"That's Dancing" focuses on blending the greatest dancers and their contributions to the world of dance on film. Dance on Film was a new medium in the early thirties when a marriage between the camera and the dancer was born. This book features the ten giants of the dance world and brings their stories to life.
[These notes were made in 2004]. A companion volume to the movie of the same name, this book doesn't follow the structure of the film but has chapters as follows: Dancing - frame by frame; Fred Astaire; Busby Berkeley; Ray Bolger; Cyd Charisse; Ruby Keeler; Gene Kelly; Ann Miller; Gene Nelson; Donald O'Connor, Eleanor Powell.

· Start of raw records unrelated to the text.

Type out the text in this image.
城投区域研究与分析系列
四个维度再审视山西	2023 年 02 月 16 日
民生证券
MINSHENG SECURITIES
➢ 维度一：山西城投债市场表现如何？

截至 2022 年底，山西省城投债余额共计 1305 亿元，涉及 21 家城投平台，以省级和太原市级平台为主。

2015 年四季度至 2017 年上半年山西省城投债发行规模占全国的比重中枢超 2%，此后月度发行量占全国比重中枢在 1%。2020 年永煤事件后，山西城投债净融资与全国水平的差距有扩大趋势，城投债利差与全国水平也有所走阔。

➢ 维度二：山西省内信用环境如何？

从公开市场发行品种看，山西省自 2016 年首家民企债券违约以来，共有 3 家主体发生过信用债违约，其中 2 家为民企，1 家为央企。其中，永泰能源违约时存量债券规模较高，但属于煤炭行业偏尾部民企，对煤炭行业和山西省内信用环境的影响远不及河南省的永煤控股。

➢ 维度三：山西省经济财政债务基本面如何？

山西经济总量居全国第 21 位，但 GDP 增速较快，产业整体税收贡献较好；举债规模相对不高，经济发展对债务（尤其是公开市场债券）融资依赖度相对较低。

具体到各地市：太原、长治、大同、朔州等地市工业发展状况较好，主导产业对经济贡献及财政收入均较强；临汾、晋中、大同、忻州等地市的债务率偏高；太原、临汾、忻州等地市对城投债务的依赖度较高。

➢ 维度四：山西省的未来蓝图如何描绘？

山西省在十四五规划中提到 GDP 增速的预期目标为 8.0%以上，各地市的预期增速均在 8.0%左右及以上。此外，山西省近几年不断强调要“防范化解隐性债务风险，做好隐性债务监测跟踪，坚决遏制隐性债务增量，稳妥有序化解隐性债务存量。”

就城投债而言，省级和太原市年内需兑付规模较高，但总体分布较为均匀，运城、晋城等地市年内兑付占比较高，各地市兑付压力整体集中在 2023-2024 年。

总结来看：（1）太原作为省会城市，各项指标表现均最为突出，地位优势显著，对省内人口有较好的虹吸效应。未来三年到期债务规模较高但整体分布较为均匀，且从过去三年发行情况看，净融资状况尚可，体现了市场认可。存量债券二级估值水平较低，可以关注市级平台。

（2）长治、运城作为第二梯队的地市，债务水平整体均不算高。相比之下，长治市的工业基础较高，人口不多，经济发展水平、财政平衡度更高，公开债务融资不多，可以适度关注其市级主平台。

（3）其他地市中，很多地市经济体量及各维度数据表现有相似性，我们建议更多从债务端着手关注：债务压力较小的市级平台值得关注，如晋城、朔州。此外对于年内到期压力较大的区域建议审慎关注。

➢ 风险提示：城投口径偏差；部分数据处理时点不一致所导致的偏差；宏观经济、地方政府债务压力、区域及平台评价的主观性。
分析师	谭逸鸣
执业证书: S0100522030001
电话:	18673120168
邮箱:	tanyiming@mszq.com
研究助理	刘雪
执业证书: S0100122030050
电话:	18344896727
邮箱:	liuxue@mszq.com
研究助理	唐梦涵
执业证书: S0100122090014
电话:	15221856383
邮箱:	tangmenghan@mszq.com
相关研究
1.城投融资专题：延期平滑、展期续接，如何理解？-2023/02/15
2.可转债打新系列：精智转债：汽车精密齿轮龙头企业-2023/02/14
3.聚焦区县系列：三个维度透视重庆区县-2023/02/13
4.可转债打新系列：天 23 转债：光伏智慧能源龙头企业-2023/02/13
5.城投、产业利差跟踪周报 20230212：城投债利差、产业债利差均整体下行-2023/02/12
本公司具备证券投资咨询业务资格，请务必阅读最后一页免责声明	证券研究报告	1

[Additional notes made in 2026]. While the film aimed at few a striking and relatively complete film excerpts (and was avoiding duplication with the massively popular "That's Entertainment" movies that drew on the same MGM corpus), this book aims at a much more comprehensive consideration of the celebrity dancers chosen for its principal chapters: a somewhat idiosyncratic assortment, likely the choice of the sole author of the book, Tony Thomas, a film historian, rather than the originators of the film. (Why Charisse, Miller and Powell but not Vera-Ellen?) The book therefore lacks both the dedicated segment for ballet and the separate segment for Broadway-to-Hollywood adaptions, although there is discussion of both ballet and Broadway films in the main text. The final segment of the film, nodding to dance on film/video in the 1980s (John Travolta, Michael Jackson) is entirely absent, as are the opening generalizations about folk/indigenous dancing and New York street dancing.